The Town of Malta was not officially established until 1802 when it separated from the Town of Stillwater.  On April 6, 1802, the first town meeting was held to elect officers and pass the first town ordinances. The minutes of that meeting are still in the custody of the Town Clerk.  Many significant events have occurred here. In 1837, Elmer Ellsworth, the first Union officer killed in the Civil War and a great friend of the Lincoln family, was born here.

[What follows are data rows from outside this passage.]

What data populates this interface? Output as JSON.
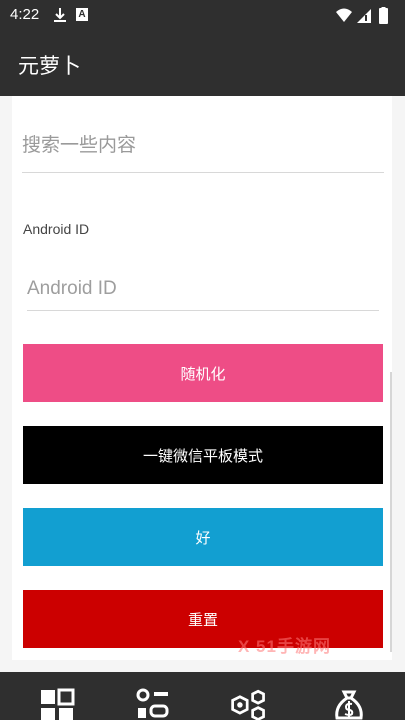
{
  "status_bar": {
    "time": "4:22",
    "indicator_letter": "A",
    "icons": [
      "download-icon",
      "wifi-icon",
      "signal-icon",
      "battery-icon"
    ]
  },
  "app_bar": {
    "title": "元萝卜"
  },
  "search": {
    "placeholder": "搜索一些内容",
    "value": ""
  },
  "android_id": {
    "label": "Android ID",
    "placeholder": "Android ID",
    "value": ""
  },
  "buttons": [
    {
      "label": "随机化",
      "color": "#ee4d86"
    },
    {
      "label": "一键微信平板模式",
      "color": "#000000"
    },
    {
      "label": "好",
      "color": "#129fd1"
    },
    {
      "label": "重置",
      "color": "#cc0000"
    }
  ],
  "watermark": "X 51手游网",
  "bottom_nav": [
    "grid-icon",
    "apps-icon",
    "hexagon-settings-icon",
    "money-bag-icon"
  ]
}
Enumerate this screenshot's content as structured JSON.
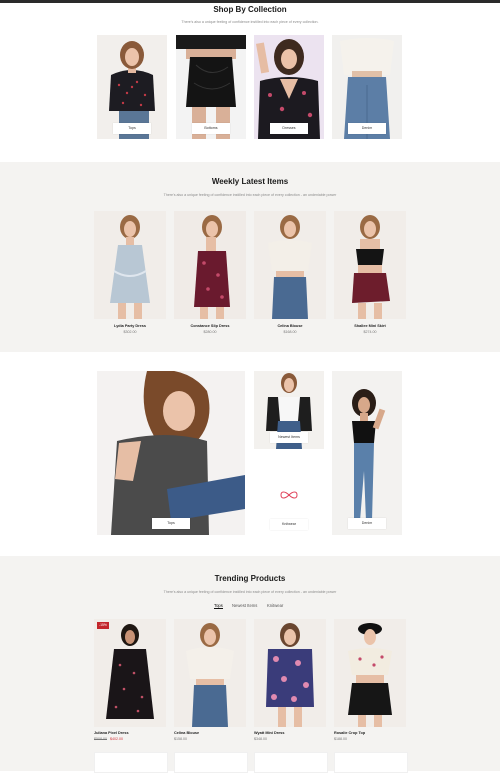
{
  "colors": {
    "accent": "#1a1a1a",
    "sale": "#d0333a",
    "band": "#f4f3f1"
  },
  "collection": {
    "title": "Shop By Collection",
    "subtitle": "There's also a unique feeling of confidence instilled into each piece of every collection.",
    "items": [
      {
        "label": "Tops"
      },
      {
        "label": "Bottoms"
      },
      {
        "label": "Dresses"
      },
      {
        "label": "Denim"
      }
    ]
  },
  "weekly": {
    "title": "Weekly Latest Items",
    "subtitle": "There's also a unique feeling of confidence instilled into each piece of every collection - an undeniable power",
    "products": [
      {
        "name": "Lydia Party Dress",
        "price": "$302.00"
      },
      {
        "name": "Constance Slip Dress",
        "price": "$280.00"
      },
      {
        "name": "Celina Blouse",
        "price": "$168.00"
      },
      {
        "name": "Shallee Mini Skirt",
        "price": "$274.00"
      }
    ]
  },
  "banner": {
    "tops_label": "Tops",
    "newest_label": "Newest Items",
    "knitwear_label": "Knitwear",
    "denim_label": "Denim"
  },
  "trending": {
    "title": "Trending Products",
    "subtitle": "There's also a unique feeling of confidence instilled into each piece of every collection - an undeniable power",
    "tabs": [
      "Tops",
      "Newest Items",
      "Knitwear"
    ],
    "products": [
      {
        "name": "Juliana Pixel Dress",
        "old_price": "$508.00",
        "price": "$402.00",
        "badge": "-15%"
      },
      {
        "name": "Celina Blouse",
        "price": "$158.00"
      },
      {
        "name": "Wyatt Mini Dress",
        "price": "$348.00"
      },
      {
        "name": "Rosalie Crop Top",
        "price": "$188.00"
      }
    ]
  }
}
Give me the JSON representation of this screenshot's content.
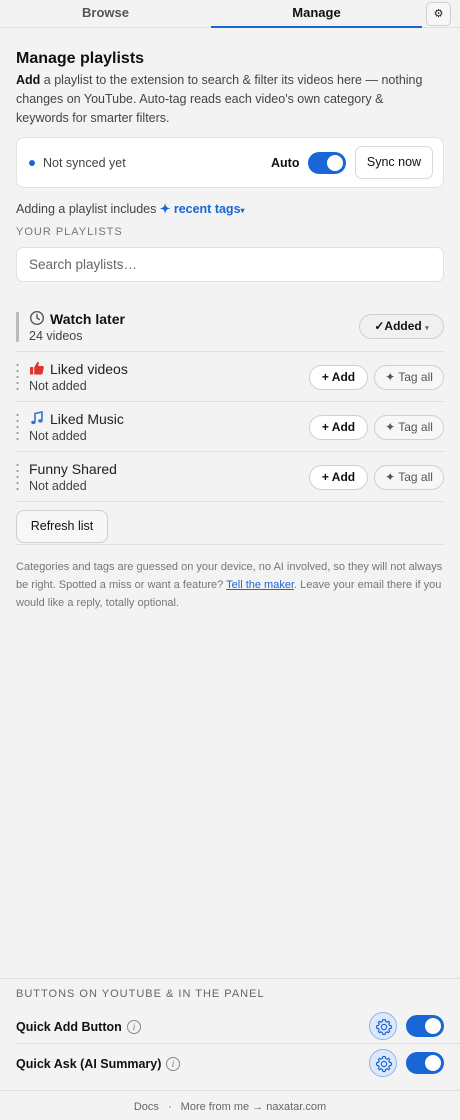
{
  "tabs": {
    "browse": "Browse",
    "manage": "Manage",
    "settings_glyph": "⚙"
  },
  "header": {
    "title": "Manage playlists",
    "desc_bold": "Add",
    "desc_rest": " a playlist to the extension to search & filter its videos here — nothing changes on YouTube. Auto-tag reads each video's own category & keywords for smarter filters."
  },
  "sync": {
    "status": "Not synced yet",
    "auto_label": "Auto",
    "auto_on": true,
    "button": "Sync now"
  },
  "includes": {
    "prefix": "Adding a playlist includes",
    "spark": "✦",
    "tags_label": "recent tags",
    "caret": "▾"
  },
  "playlists_section": {
    "label": "YOUR PLAYLISTS",
    "search_placeholder": "Search playlists…"
  },
  "playlists": [
    {
      "title": "Watch later",
      "subtitle": "24 videos",
      "icon": "clock-icon",
      "status": "added",
      "added_label": "✓Added",
      "added_caret": "▾"
    },
    {
      "title": "Liked videos",
      "subtitle": "Not added",
      "icon": "thumbs-up-icon",
      "status": "not-added",
      "add_label": "+ Add",
      "tag_label": "✦ Tag all"
    },
    {
      "title": "Liked Music",
      "subtitle": "Not added",
      "icon": "music-note-icon",
      "status": "not-added",
      "add_label": "+ Add",
      "tag_label": "✦ Tag all"
    },
    {
      "title": "Funny Shared",
      "subtitle": "Not added",
      "icon": "",
      "status": "not-added",
      "add_label": "+ Add",
      "tag_label": "✦ Tag all"
    }
  ],
  "refresh_button": "Refresh list",
  "note": {
    "text_before": "Categories and tags are guessed on your device, no AI involved, so they will not always be right. Spotted a miss or want a feature? ",
    "link": "Tell the maker",
    "text_after": ". Leave your email there if you would like a reply, totally optional."
  },
  "bottom_panel": {
    "label": "BUTTONS ON YOUTUBE & IN THE PANEL",
    "rows": [
      {
        "title": "Quick Add Button",
        "info": "i",
        "enabled": true
      },
      {
        "title": "Quick Ask (AI Summary)",
        "info": "i",
        "enabled": true
      }
    ]
  },
  "footer": {
    "docs": "Docs",
    "sep": "·",
    "more": "More from me → naxatar.com"
  },
  "colors": {
    "accent": "#1a66d6",
    "background": "#f3f3f3",
    "like_icon": "#e0352b"
  }
}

From 1898 until the late 1930s, Tommy C. Luther created the beautiful “Luther Forest”, a 7,000 acres private forest preserve that now is the site of over 1,700 homes as well as Global Foundries.  During the 1940s and 1950s, this same area was home to the Malta Rocket Test Station, where the rocket engines that carried America to the moon were first tested.

 
Throughout most of its history, Malta was a small rural town but this began to change with the construction of the “176 miles that changed everything” i.e. the Adirondack Northway or Interstate 87. Planned as part of the great post war interstate system, construction began in the mid 1950’s but did not cross the Mohawk until 1959 with the opening of the Thaddeus Kosciusko Bridge. By 1963 traffic was moving as far as Lake George and by 1967 on to Canada. But it was also moving to Albany and all points throughout the Capital District. People discovered that they could work anywhere within a fifty miles radius and still make it home in time to see their children’s baseball game. The great exodus from city to suburb was on.
 
Clifton Park may have been the first community along the road to feel its demographic effects but it was soon followed by Malta. While the 1960’s saw a whopping 229% increase in the Clifton Park population, Malta witnesses a more modest, but very respectful increase of 71%. During the 1970’s the percentage increase of Malta was actually larger than its southern neighbor (Malta 82%, Clifton Park 61%) though the numeric increase still leaned heavily in favor of Clifton Park. The 80’s saw this trend continuing with Malta’s population increasing by 67%. By 2000 both communities were witnessing a more modest and almost equal rate of growth; Clifton Park 10% and Malta 11% during the 1990’s. The 2000 census counted 32,995 residents in Clifton Park and 13,005 in Malta. The pre Northway population (1960 census) of Malta being 2223, the town has experienced an increase of 10,782 citizens (485%) in the near fifty year period that the road has passed through town.

 
The Village of Round Lake is a unique and historic part of our town. The area became popular in 1868 when several Methodist laymen purchased a tract of land on the west shore of the lake as a site for camp meetings. The Rensselaer & Saratoga Railroad Co. erected a station nearby. The first week long meeting attracted 8,000 people while the second, a year later, drew 20,000. As the years passed, the meeting became more educational and cultural. Cottages were constructed to replace the tents that had housed the first visitors and an auditorium was built for the meeting site.  In 1888, the camp acquired a Ferris-tracker organ, originally built in 1847, and organ consorts are presented each summer. Property was owned by the Methodist Association until 1969 when the area was incorporated as the Village of Round Lake.